In the first attempt I save some kilobytes memory by removing the IsCOW flag and store more strings statically.
But now I do the opposite. I set the IsCOW
flags on much more
strings since 5.20 and -O2, store it not as const char*
to be able
up update the cow refcnt, and rely in the automatic cow and uncow
functions in the runtime to move this static buffer to the heap when
being written to, and don't need to rely on LEN=0
anymore, which
indicates a normal static string.
With a typical example of a medium sized module, Net::DNS::Resolver, 64bit not threaded, the memory usage is now as follows:
5.22:
pcc -O0 -S -e'use Net::DNS::Resolver; my $res = Net::DNS::Resolver->new;
$res->send("www.google.com"); print `ps -p $$ -O rss,vsz`'
pcc -O3 -S -e'use Net::DNS::Resolver; my $res = Net::DNS::Resolver->new;
$res->send("www.google.com"); print `ps -p $$ -O rss,vsz`'
rss
without -fcow: 12832
with -fcow : 12112
cperl : 12532
6% percent memory win for 5.22. Even better than with cperl.
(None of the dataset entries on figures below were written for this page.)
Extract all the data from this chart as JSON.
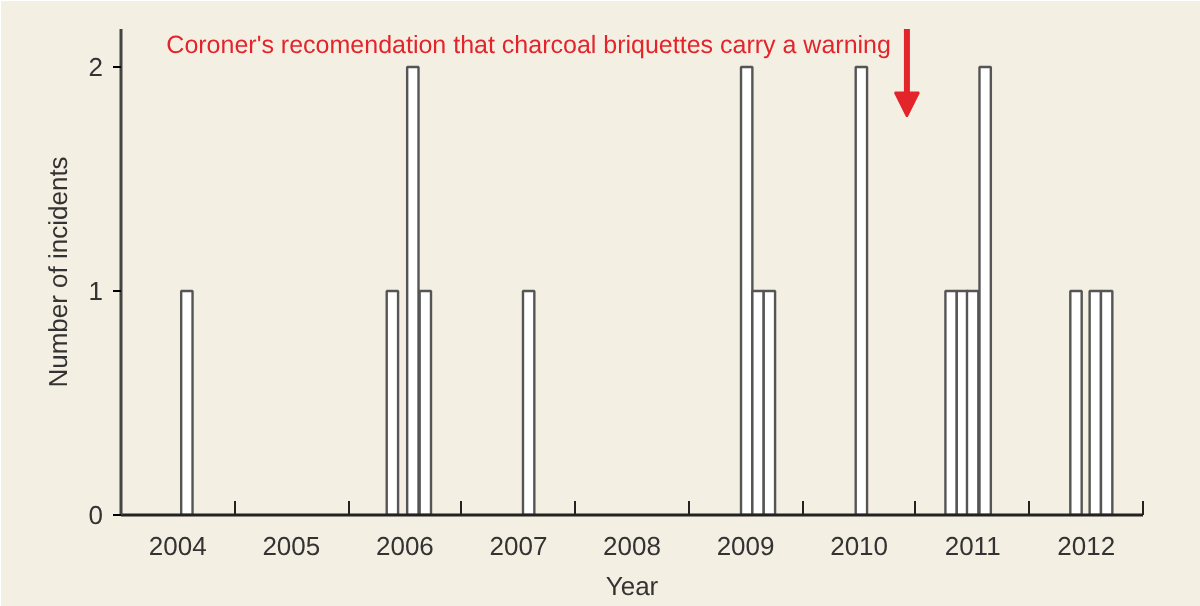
{
  "chart_data": {
    "type": "bar",
    "xlabel": "Year",
    "ylabel": "Number of incidents",
    "x": [
      2004.58,
      2006.39,
      2006.57,
      2006.68,
      2007.59,
      2009.51,
      2009.61,
      2009.71,
      2010.52,
      2011.31,
      2011.41,
      2011.5,
      2011.61,
      2012.41,
      2012.58,
      2012.68
    ],
    "values": [
      1,
      1,
      2,
      1,
      1,
      2,
      1,
      1,
      2,
      1,
      1,
      1,
      2,
      1,
      1,
      1
    ],
    "color": "#ffffff",
    "xlim": [
      2004,
      2013
    ],
    "xticks": [
      {
        "value": 2004.5,
        "label": "2004"
      },
      {
        "value": 2005,
        "label": null
      },
      {
        "value": 2005.5,
        "label": "2005"
      },
      {
        "value": 2006,
        "label": null
      },
      {
        "value": 2006.5,
        "label": "2006"
      },
      {
        "value": 2007,
        "label": null
      },
      {
        "value": 2007.5,
        "label": "2007"
      },
      {
        "value": 2008,
        "label": null
      },
      {
        "value": 2008.5,
        "label": "2008"
      },
      {
        "value": 2009,
        "label": null
      },
      {
        "value": 2009.5,
        "label": "2009"
      },
      {
        "value": 2010,
        "label": null
      },
      {
        "value": 2010.5,
        "label": "2010"
      },
      {
        "value": 2011,
        "label": null
      },
      {
        "value": 2011.5,
        "label": "2011"
      },
      {
        "value": 2012,
        "label": null
      },
      {
        "value": 2012.5,
        "label": "2012"
      },
      {
        "value": 2013,
        "label": null
      }
    ],
    "ylim": [
      0,
      2.17
    ],
    "yticks": [
      0,
      1,
      2
    ],
    "annotations": [
      "Coroner's recomendation that charcoal briquettes carry a warning"
    ],
    "grid": false
  }
}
The current distribution of .rodata, .data and dynamic heap strings with this example is as follows:
.rodata .data heap
-fno-cow (-O0): 305 1945 1435
-fcow (-O3): 110 2225 1024
cperl -O3: 107 2112 1001
Thus with -O3 we traded 40% less dynamic strings for 3x less .ro strings, but 14% more static strings. With cperl the improvements are no so dramatic, as cperl already has much more static optimizations already.